Nuova scheda informativa di ARPAT sul monitoraggio del mare toscano
Ampio spazio è dedicato alla nuova imbarcazione Polaris, mezzo operativo con cui l’Agenzia svolge controlli e indagini ambientali lungo la costa e nell’Arcipelago toscano
La pubblicazione approfondisce il sistema di monitoraggio marino-costiero svolto da ARPAT lungo le coste toscane, illustrando metodologie, attività e strumenti utilizzati per valutare lo stato di salute del mare. La scheda descrive in particolare le attività di analisi delle acque, dei sedimenti e della biodiversità marina, il controllo delle sostanze inquinanti e delle microplastiche, oltre al monitoraggio di habitat sensibili come le praterie di Posidonia oceanica.
Ampio spazio è dedicato al catamarano Polaris, principale piattaforma operativa dell’Agenzia per le indagini in mare.

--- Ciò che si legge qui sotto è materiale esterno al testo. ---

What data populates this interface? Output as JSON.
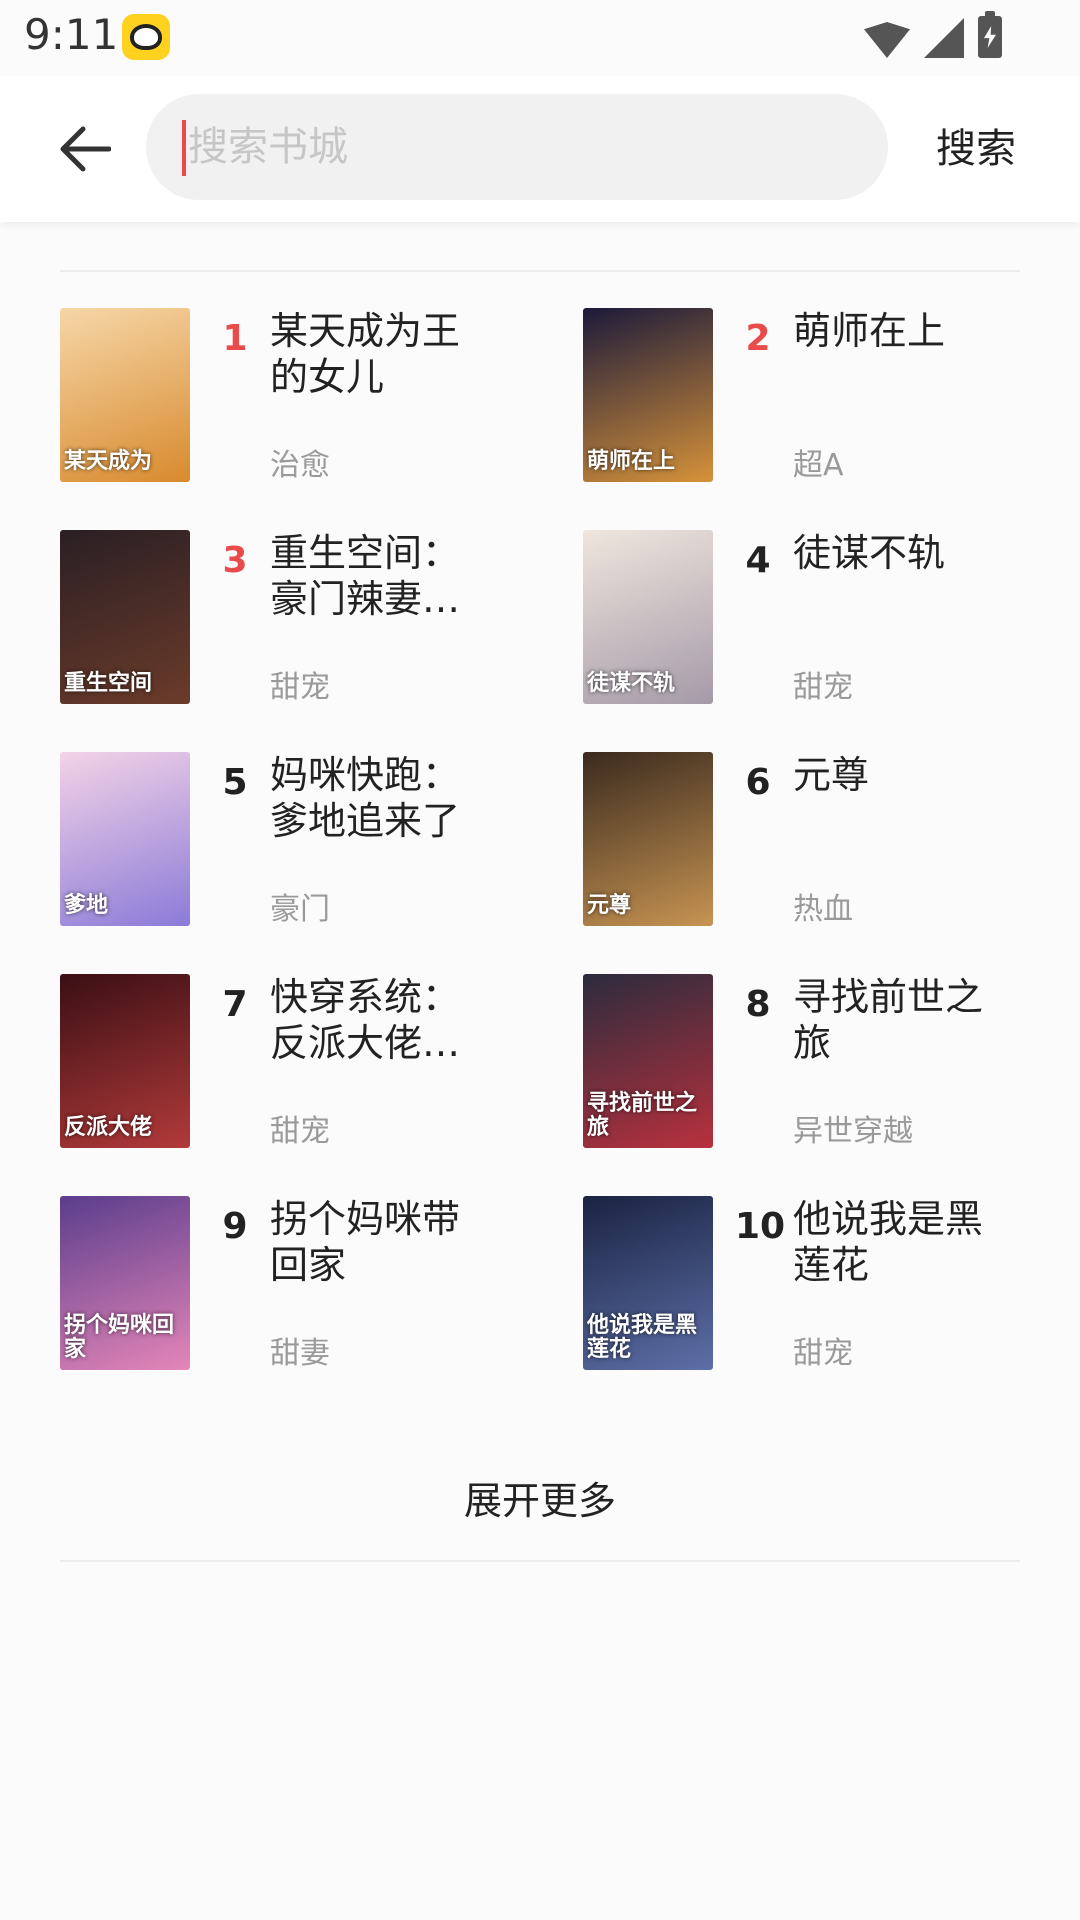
{
  "status_bar": {
    "time": "9:11"
  },
  "header": {
    "search_placeholder": "搜索书城",
    "search_button": "搜索"
  },
  "books": [
    {
      "rank": "1",
      "title": "某天成为王的女儿",
      "tag": "治愈",
      "cover_text": "某天成为",
      "colors": [
        "#f6d7a8",
        "#d88a2e"
      ]
    },
    {
      "rank": "2",
      "title": "萌师在上",
      "tag": "超A",
      "cover_text": "萌师在上",
      "colors": [
        "#1b1a3a",
        "#d6923a"
      ]
    },
    {
      "rank": "3",
      "title": "重生空间：豪门辣妻不…",
      "tag": "甜宠",
      "cover_text": "重生空间",
      "colors": [
        "#2a1f24",
        "#6b3b2a"
      ]
    },
    {
      "rank": "4",
      "title": "徒谋不轨",
      "tag": "甜宠",
      "cover_text": "徒谋不轨",
      "colors": [
        "#efe6de",
        "#a59aa8"
      ]
    },
    {
      "rank": "5",
      "title": "妈咪快跑：爹地追来了",
      "tag": "豪门",
      "cover_text": "爹地",
      "colors": [
        "#f3d3e6",
        "#8b7bd8"
      ]
    },
    {
      "rank": "6",
      "title": "元尊",
      "tag": "热血",
      "cover_text": "元尊",
      "colors": [
        "#3a2a1e",
        "#c79452"
      ]
    },
    {
      "rank": "7",
      "title": "快穿系统：反派大佬不…",
      "tag": "甜宠",
      "cover_text": "反派大佬",
      "colors": [
        "#3a0f14",
        "#b23a3a"
      ]
    },
    {
      "rank": "8",
      "title": "寻找前世之旅",
      "tag": "异世穿越",
      "cover_text": "寻找前世之旅",
      "colors": [
        "#2b2c3d",
        "#b8303d"
      ]
    },
    {
      "rank": "9",
      "title": "拐个妈咪带回家",
      "tag": "甜妻",
      "cover_text": "拐个妈咪回家",
      "colors": [
        "#5a3d8c",
        "#e586b8"
      ]
    },
    {
      "rank": "10",
      "title": "他说我是黑莲花",
      "tag": "甜宠",
      "cover_text": "他说我是黑莲花",
      "colors": [
        "#1a2342",
        "#5d6fa8"
      ]
    }
  ],
  "expand_label": "展开更多",
  "accent": "#e94b4b"
}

Realizzato grazie ai finanziamenti del PNRR e del Piano Nazionale Complementare, il nuovo mezzo è stato progettato per garantire attività di monitoraggio più efficienti, precise e sostenibili. La configurazione a doppio scafo consente infatti una navigazione più stabile e veloce, con una riduzione dei consumi rispetto alle imbarcazioni tradizionali.

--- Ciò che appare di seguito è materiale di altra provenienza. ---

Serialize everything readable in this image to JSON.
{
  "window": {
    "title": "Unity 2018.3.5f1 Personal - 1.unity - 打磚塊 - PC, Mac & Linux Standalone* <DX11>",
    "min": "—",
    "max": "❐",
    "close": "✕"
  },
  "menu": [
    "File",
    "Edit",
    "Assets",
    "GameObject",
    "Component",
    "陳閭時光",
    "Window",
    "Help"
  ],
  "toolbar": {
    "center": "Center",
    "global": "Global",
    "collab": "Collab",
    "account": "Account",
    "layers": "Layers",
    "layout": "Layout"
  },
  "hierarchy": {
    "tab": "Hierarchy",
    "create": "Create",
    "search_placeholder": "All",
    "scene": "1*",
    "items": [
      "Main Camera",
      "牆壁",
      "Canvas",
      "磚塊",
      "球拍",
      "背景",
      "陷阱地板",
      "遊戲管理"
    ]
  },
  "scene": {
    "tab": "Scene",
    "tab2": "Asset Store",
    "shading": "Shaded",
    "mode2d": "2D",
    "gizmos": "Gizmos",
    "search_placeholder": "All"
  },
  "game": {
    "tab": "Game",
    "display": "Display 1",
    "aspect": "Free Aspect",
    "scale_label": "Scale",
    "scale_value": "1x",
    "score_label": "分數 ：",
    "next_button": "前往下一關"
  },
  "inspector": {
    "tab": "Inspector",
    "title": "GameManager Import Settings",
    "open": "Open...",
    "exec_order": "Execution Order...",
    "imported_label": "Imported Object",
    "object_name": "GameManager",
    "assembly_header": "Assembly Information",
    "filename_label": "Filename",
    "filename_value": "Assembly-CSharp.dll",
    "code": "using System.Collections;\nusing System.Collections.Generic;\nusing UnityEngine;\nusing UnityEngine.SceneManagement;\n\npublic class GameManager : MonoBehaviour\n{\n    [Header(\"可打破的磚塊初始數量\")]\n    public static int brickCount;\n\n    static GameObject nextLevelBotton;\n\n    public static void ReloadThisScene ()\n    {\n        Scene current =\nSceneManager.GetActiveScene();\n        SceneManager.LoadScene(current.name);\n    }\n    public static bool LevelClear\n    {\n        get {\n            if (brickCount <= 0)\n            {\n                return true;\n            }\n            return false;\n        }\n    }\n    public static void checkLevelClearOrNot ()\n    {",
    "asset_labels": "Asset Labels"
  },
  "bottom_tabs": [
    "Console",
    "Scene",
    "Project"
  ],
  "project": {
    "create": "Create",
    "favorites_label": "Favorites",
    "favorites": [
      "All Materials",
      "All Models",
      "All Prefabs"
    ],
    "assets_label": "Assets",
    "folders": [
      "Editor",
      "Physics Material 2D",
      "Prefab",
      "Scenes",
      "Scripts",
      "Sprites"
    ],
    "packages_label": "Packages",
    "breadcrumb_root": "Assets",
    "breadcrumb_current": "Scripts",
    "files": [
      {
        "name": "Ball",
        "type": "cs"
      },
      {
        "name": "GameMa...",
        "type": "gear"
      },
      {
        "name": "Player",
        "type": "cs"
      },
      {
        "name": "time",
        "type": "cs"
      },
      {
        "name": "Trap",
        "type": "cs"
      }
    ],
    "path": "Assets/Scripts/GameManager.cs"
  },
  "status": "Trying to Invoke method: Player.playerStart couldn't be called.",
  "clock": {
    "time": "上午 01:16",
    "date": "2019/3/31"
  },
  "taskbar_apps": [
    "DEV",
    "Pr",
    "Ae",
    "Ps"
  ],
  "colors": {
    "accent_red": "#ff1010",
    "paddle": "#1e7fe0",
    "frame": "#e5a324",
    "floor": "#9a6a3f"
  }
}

La scheda illustra inoltre le principali dotazioni tecnologiche presenti a bordo: sonde multiparametriche, sistemi GPS e radar, ROV per le riprese subacquee, retini per il campionamento del plancton e delle microplastiche, oltre a strumenti per il prelievo di acqua e sedimenti marini. Grazie a queste attrezzature, Polaris consente agli operatori ARPAT di svolgere campagne di monitoraggio lungo tutta la costa toscana e nell’Arcipelago, raccogliendo dati fondamentali per la tutela degli ecosistemi marini e per la gestione sostenibile delle risorse costiere.
La nuova pubblicazione entra a far parte della collana delle schede informative ARPAT dedicate ai temi ambientali, con l’obiettivo di rendere accessibili ai cittadini le attività tecnico-scientifiche svolte dall’Agenzia.